Очень печальное кино, потому что свидетельствует о целом наборе типов разнообразного бессилия. Первое бессилие связано с невозможностью повернуть вспять время. Рита Хэйворт после развода с Орсоном Уэллсом и замужества за восточным принцем, после рождения нескольких детей и отсутствия в Голливуде старается снова воцариться на троне "богини любви" с помощью истории Саломеи. Она даже продюсировала фильм. В теории расчет неплохой, но в реальности... Во-первых, воплощению замысла мешает цвет. Лучистые глаза Гильды, ее роскошная улыбка и светящиеся волосы частично были магией черно-белого. Цвет беспощадно показывает складку у рта, делает Хэйворт взрослой. Голливудская красота совершенно не подходит к образу Саломеи, восточной искусительницы, дерзкой принцессы. Мне ближе иллюстрации Бердслея к поэме Уайльда, литературная трактовка образа, а не попытка решить такую острую историю в жанре недо-пеплума с нелепой любовной линией между римлянином и Саломеей. Во-вторых, дает знать свое и возраст. Саломея по репликам — принцесса, нечто юное, влюбляющееся, пылкое, а Рита Хэйворт, несмотря на все свое обаяние, девочкой, конечно, не выглядит. Этот же факт становится убийственным в конце, когда Саломея должна исполнить танец перед Иродом, чтобы потребовать награду. Легенда — тонкая материя, для ее воплощения ближе абстракция, а не буквальность в виде задирающей ноги Хэйворт. Несмотря на детскую муштру в танцевальных залах, Хэйворт переживает в конце фильма полный фол. Смотреть на этот фол горько.
Вот такой я вижу Саломею:
Вот такой:
Но никак не такой:
Cледующий этап бессилия заключается в том, что такая жестокая и многозначительная легенда, как история Саломеи, совершенно не играет в дешевых и плохо подвижных рамках голливудского эпика.
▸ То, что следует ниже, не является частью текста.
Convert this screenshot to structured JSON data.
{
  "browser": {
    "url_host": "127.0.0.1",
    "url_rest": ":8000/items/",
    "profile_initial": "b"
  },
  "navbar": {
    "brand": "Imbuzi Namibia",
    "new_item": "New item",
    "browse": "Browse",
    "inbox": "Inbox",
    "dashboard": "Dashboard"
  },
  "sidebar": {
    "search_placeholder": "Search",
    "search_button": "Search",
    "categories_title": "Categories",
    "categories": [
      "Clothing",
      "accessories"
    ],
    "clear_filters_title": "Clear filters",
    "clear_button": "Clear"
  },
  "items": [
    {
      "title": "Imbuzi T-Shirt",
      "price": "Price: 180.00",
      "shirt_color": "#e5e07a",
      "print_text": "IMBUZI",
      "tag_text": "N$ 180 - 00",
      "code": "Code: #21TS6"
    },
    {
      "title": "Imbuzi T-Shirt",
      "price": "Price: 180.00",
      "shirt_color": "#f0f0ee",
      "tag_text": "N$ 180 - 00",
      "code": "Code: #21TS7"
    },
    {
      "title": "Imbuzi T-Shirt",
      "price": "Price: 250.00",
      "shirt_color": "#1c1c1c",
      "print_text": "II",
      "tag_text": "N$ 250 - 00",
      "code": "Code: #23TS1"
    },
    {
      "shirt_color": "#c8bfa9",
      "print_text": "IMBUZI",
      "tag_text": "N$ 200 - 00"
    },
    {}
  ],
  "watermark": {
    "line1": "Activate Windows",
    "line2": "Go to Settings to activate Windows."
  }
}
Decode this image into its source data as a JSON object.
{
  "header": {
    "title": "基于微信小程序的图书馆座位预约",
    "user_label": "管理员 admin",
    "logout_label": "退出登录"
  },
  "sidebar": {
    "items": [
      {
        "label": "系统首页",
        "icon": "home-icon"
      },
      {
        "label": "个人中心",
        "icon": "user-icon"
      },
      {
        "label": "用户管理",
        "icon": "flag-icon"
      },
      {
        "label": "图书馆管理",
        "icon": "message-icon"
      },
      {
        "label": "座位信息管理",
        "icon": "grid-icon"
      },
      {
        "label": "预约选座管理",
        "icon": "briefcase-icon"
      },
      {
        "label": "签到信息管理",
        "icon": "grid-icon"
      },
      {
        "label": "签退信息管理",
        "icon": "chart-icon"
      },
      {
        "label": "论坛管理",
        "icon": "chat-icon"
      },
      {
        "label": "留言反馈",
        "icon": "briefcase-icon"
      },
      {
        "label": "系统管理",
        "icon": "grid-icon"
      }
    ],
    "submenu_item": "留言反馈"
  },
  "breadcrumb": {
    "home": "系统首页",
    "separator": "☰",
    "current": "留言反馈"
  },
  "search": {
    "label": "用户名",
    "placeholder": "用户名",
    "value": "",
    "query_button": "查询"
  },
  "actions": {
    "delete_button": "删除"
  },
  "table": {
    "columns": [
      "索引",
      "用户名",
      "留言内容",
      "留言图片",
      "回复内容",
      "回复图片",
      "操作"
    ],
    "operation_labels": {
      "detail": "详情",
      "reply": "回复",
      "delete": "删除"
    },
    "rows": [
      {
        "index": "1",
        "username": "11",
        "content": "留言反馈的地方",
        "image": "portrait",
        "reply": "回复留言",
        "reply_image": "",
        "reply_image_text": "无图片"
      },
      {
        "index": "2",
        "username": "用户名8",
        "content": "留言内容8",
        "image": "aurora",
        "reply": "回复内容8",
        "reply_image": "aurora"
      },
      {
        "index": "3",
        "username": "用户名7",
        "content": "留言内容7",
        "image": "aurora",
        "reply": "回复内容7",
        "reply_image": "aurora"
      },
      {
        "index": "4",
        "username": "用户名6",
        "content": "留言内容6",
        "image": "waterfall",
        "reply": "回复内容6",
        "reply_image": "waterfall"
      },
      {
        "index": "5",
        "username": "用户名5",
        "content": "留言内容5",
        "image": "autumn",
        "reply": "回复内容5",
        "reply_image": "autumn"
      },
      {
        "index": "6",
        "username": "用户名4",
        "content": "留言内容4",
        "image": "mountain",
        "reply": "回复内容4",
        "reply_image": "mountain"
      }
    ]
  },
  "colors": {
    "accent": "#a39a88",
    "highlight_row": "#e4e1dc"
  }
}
Вспомним легенду: Иоанн Креститель приходит в город и начинает обличать короля Ирода и Иродиаду, его жену. Иродиада вышла за брата, что по местным законам было запрещено, и Креститель обличает ее и Ирода как развратников. По одной версии, Иродиада сама добилась того, чтобы Крестителя казнили, с помощью танца. По другой версии, это сделала ее дочь Саломея. Более поэтическая пьеса Уайльда так и вовсе рассказывает о том, что Саломея влюбляется в Крестителя, который называет ее распутницей. Не имея возможности поцеловать живого пророка, Саломея с помощью танца обольщает Ирода и получает то, что просила, — голову Крестителя на блюде, чтобы поцеловать мертвые уста. Как видно, позы с задранными головами в таком контексте выглядят лишними или, что хуже, смешными. Иоанн Креститель из фильма заставляет вспомнить Монти Пайтон. У него даже шкура искусственная! Но Иоанн Креститель все же — единственный персонаж, который вызывает какое-то соучастие. Хотите знать, что происходит дальше? Саломея, оказывается, танцует ради того, чтобы спасти Крестителя для любимого ей римлянина. Увидев голову Крестителя на блюде, она приходит ужас — и на следующем экране приветствует Иисуса под надпись "This was the beginning". У меня нет слов. У меня нет слов!
Этот неожиданно выпрыгивающий дух Рождества христианский проповеднический настрой демонстрирует следующий уровень бессилия — неспособность с помощью голливудской мелодрамы затрагивать серьезные темы. Неудивительно, что фильм особого успеха не имел. Зритель шел на Хэйворт, с ее обворожительными песнями и грацией, а получал старую принцессу и Библию впридачу. Ничуть не умаляя красоту Хэйворт, данный фильм я порекомендовать никак не могу.
Тут либо не хватает выпуклых сосков, либо короля Артура и кокосов.